While the CGI effects aren’t perfect, they are more than enough to suck you in, and the three-headed troll that stands three-stories high gives the movie’s first holy shit moment. There’s more than one troll though, as they spends days scouring the countryside hunting them and gathering footage, trying not to get eaten (with various levels of success), evading the government officials trying to confiscate their footage and keep trolls out of the public eye, and learn more about why this trollhunter is so disenfranchised with his lifelong duty to keeping the mythical menace at bay.

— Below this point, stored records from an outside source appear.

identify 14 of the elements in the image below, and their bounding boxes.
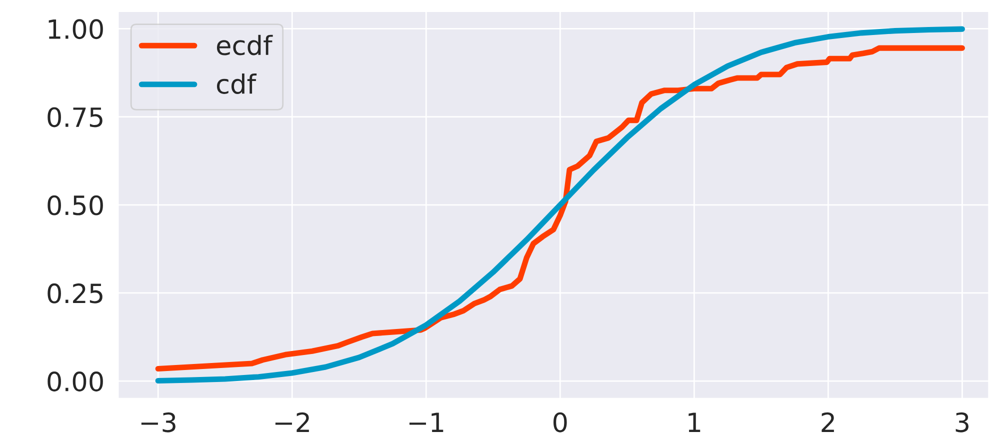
x-tick-label: −3 [141, 412, 176, 432]
y-tick-label: 0.50 [48, 195, 103, 216]
y-tick-label: 0.25 [48, 283, 102, 304]
legend-label: cdf [216, 74, 257, 94]
x-tick-label: 0 [553, 412, 567, 432]
x-tick-label: 2 [822, 412, 834, 432]
y-tick-label: 0.75 [48, 107, 102, 128]
y-tick-label: 1.00 [48, 19, 103, 40]
x-tick-label: −1 [409, 412, 444, 432]
x-tick-label: −2 [275, 412, 309, 432]
y-tick-label: 0.00 [48, 372, 103, 392]
x-tick-label: 3 [956, 412, 968, 432]
legend-label: ecdf [216, 34, 273, 56]
x-tick-label: 1 [688, 412, 700, 432]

There are moments in the movie where the plot strains credulity, but the suspension of disbelief came quite easily for me, and the incredible character designs of some of these trolls, which range from miniscule to gargantuan, were commendable. The subtitles are a pain in the ass at times, but when aren’t they a pain when you’re trying to focus your eyes on the action. At least when the action hits a fever pitch, dialogue becomes inconsequential. I also thought the way aspects of the real world are used to rationalize why trolls aren’t widely known, especially the bigger ones, like high tension power lines on the mountainous landscape are really electric fences to keep them penned in, and the rocky countryside is really a troll graveyard since many trolls turn to stone when they die. It’s a bit cheesy in a way, but I dug the logic employed to explain them.
If you love monsters, you need to see this movie, if for nothing else than to see the trollhunter slap on a suit of homemade armor and duel with a troll literally living under a bridge.